In an ideal world, she said, it would be nice to believe that everyone will stop using drugs entirely, but harm reduction needs to be the priority for the time being.
She'd like to see political leaders take the drug epidemic as seriously as they've taken the pandemic.
"Look what happened with COVID in two years, the billions of dollars that went into working with that crisis. Well, the drug crisis is also killing people. And we are not doing enough. Our drug policies are poor. We can do better," said Cleary-Haire.
Kilroy said she hopes that talking publicly about her son's tragic death will help someone else to avoid his fate.
"It takes you to jails, institutions, and then death. And he had been to the other two so many times. And I guess it was his time," she said.
Safe needles, no safe supply
Jessica Rex, who works in harm reduction, couldn't agree more with Kilroy and Cleary-Haire's calls for change.
Rex is with the Safe Works Access Program, run by the AIDS Committee of Newfoundland and Labrador. The program provides sterile injection equipment and opioid overdose reversal kits to people who use drugs.

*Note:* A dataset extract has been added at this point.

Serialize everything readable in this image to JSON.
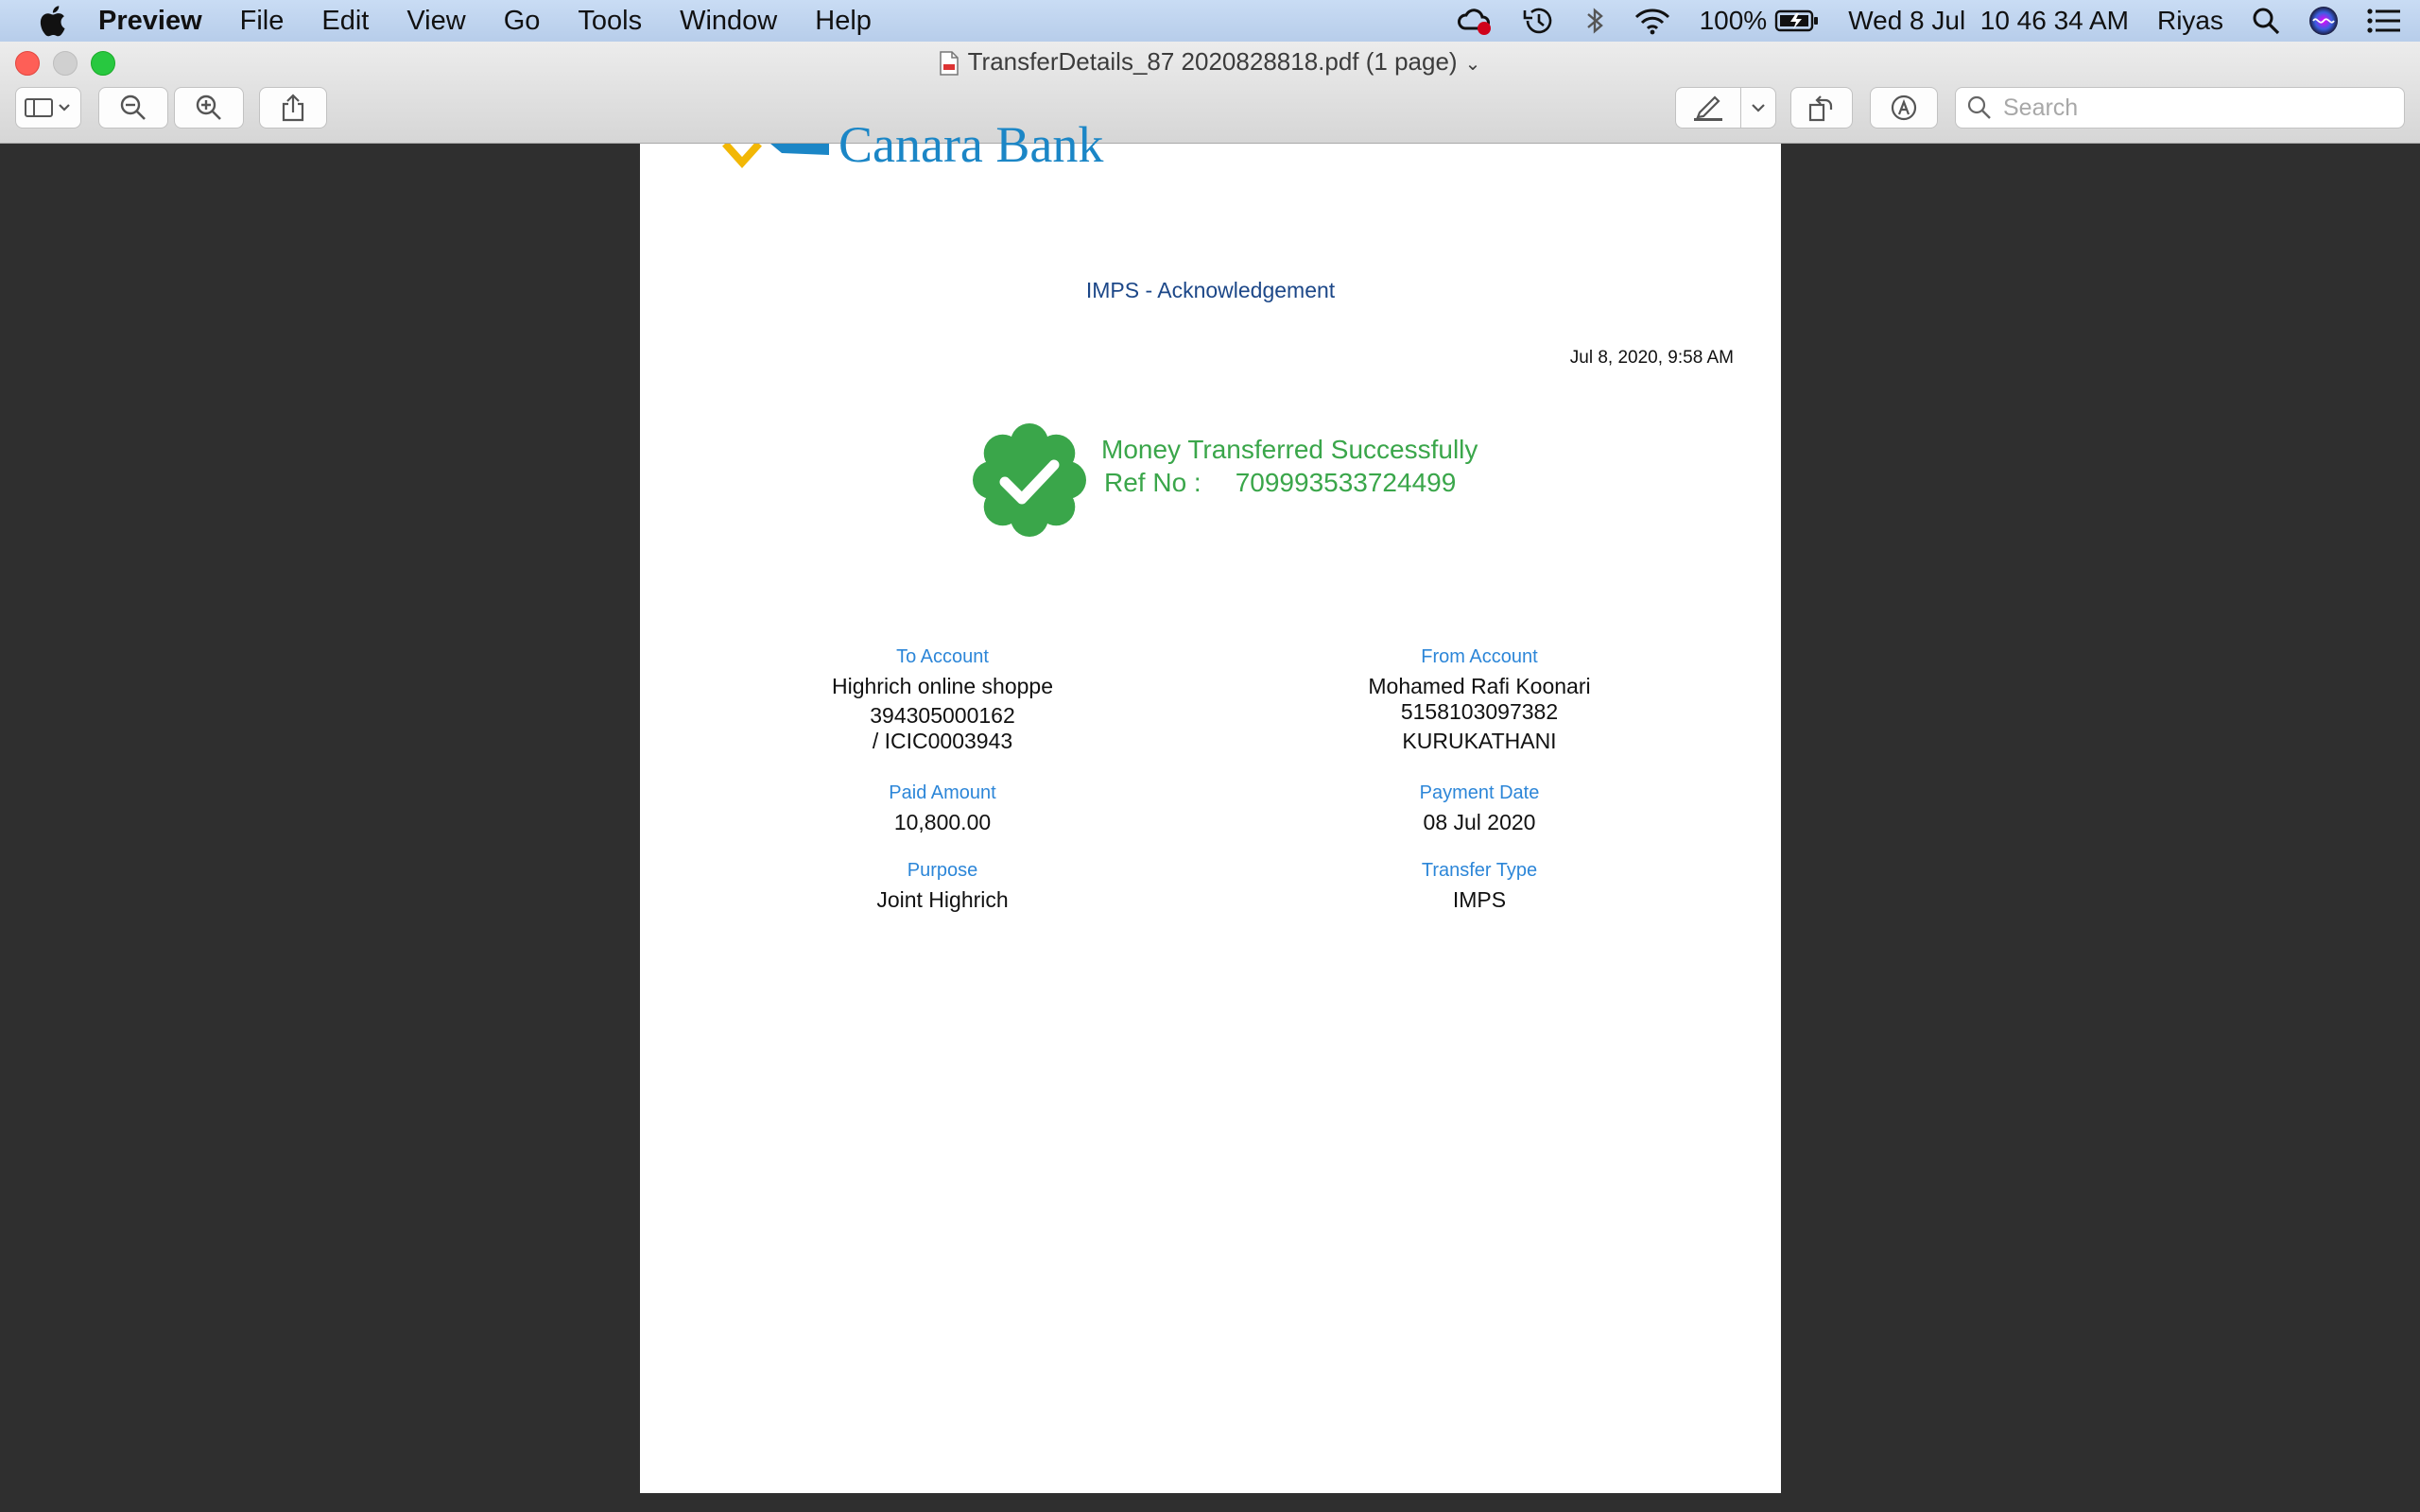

But the program has no supply of drugs itself; those must be bought illegally.
"That street supply has been unpredictable, expensive, tainted and fatally toxic," said Rex. "There's a definite need for safe supply in this province."
Rex said safe supply of limited quantities of illicit drugs would save lives.
"The reality is that fatal drug poisonings continue to increase, drug use continues to happen, and criminalization, segregation and stigmatizing drug use have not changed that reality," she said.
Barry Hewitt has seen the devastating effects of drug use in his work as provincial systems navigator for mental health and addictions, working with people who seek help for their addictions and with family members who want support.
He said illegal drug use in Newfoundland and Labrador is widespread, and he doubts there's a community in the province where you can't find illegal drugs.
"The scary part when you look at illegal drugs is you really don't know what you're getting," said Hewitt.
"You don't know what's actually in many of the drugs that people are taking."
Help is available to anyone seeking medical withdrawal management, opioid treatment, and long-term recovery, he said, through either in-patient recovery centres or outpatient counselling.